Geoffrey Liu
Research Synopsis
Pharmacogenomic epidemiology is a research area that utilizes epidemiologic methodologies to interrogate pharmacogenomic questions. This research focuses on the use of observational datasets or secondary analyses of clinical trials to evaluate the impact of genetic variation and tumour genomics within pharmacodynamic and pharmacokinetic pathways of therapies on important patient outcomes, such as treatment response, survival or toxicity.

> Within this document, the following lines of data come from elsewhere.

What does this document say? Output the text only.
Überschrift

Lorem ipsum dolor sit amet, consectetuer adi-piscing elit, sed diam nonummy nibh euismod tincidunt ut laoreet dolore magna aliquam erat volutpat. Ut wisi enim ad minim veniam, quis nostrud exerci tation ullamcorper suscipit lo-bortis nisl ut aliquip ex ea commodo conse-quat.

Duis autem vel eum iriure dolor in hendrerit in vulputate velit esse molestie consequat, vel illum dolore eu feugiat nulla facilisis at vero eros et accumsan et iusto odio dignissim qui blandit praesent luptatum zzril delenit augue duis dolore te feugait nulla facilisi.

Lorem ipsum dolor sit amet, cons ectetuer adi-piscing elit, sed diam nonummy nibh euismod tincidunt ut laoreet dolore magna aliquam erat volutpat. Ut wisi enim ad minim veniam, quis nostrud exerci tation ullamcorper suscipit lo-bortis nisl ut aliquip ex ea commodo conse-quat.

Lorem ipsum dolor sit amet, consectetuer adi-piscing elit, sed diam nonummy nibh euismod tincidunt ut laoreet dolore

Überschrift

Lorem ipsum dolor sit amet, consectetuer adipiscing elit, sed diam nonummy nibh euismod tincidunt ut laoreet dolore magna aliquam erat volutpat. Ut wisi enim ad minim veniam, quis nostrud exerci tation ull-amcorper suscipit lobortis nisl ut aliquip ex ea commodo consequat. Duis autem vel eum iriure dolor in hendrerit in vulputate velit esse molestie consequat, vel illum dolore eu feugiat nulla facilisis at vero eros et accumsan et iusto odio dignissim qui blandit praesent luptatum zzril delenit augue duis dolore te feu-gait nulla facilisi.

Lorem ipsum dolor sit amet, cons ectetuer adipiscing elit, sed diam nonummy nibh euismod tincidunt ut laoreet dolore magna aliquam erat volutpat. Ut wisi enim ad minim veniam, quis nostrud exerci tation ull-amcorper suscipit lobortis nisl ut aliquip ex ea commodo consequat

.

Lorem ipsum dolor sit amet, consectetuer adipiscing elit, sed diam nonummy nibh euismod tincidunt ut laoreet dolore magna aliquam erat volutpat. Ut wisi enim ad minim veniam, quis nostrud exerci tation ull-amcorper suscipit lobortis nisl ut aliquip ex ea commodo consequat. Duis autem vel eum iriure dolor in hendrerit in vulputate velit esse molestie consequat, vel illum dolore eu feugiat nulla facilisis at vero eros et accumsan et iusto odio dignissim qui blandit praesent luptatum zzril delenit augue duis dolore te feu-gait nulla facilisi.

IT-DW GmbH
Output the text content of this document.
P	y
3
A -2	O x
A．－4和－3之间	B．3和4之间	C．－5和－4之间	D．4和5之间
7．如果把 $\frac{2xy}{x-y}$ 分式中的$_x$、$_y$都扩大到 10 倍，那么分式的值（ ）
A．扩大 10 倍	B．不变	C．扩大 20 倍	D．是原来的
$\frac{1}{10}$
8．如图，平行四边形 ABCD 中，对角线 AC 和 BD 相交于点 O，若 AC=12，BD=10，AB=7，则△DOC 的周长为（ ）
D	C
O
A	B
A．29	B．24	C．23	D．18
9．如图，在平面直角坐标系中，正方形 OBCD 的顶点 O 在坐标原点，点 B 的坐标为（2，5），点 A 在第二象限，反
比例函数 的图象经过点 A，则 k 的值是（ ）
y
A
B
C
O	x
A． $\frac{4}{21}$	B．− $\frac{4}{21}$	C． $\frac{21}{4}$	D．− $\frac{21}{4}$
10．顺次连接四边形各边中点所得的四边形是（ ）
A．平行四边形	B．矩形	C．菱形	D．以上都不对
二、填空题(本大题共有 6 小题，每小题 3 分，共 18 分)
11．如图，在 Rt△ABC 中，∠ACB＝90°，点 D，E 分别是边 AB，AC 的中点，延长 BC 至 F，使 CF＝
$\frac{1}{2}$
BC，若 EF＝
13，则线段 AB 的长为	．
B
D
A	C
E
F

The Liu laboratory, known as AMPPEL (Applied Molecular Profiling Pharmacogenomic Epidemiologic Laboratory) involves a wet component (cell line, primary human xenografts, and primary human tissues, functional assays) and a dry laboratory (clinic-epidemiologic recruitment, data collection, sample acquisition, statistical analysis, epidemiologic and health services outcomes research analyses). The application of molecular epidemiologic methods to pharmacogenetics has provided new opportunities to evaluate rigorously the role of genomic factors in cancer treatment outcomes and toxicity. When large clinical trials involving the drugs of interest are available, secondary analysis of such trials is the preferred method of studying pharmacogenetics. However, there are many instances, such as in rare tumours or when trying to evaluate pharmacogenomics of standard chemotherapy or radiotherapy treatments, where clinical trials are not available to answer important pharmacogenetic questions. Under these circumstances, the role of carefully planned prospective observational studies becomes instrumental to answer both pharmacogenomic and cancer prognosis questions. The quality of results obtainable from these studies is highly dependent on the methods used to recruit patients, to obtain and process samples, to accurately measure genetic markers, to determine accurate phenotypes and outcomes, and to perform appropriate statistical analysis. In addition, pharmacogenomic functional assays and testing are an important component. Therefore, PGE results from these high quality observational studies and clinical trials, the goal of much of AMPPEL's efforts, have strong potential to impact on patient risk stratification and in the choice of appropriate therapies. Dr. Liu is the overall lead PI of the CARMA BROS study (Canadian Rare Molecular Alteration Basket-umbrella Real-world Observational Study; NCT04151342), and site PI of PALEOS (Pan-Canadian Lung cancEr Observational Study; NCT04706754).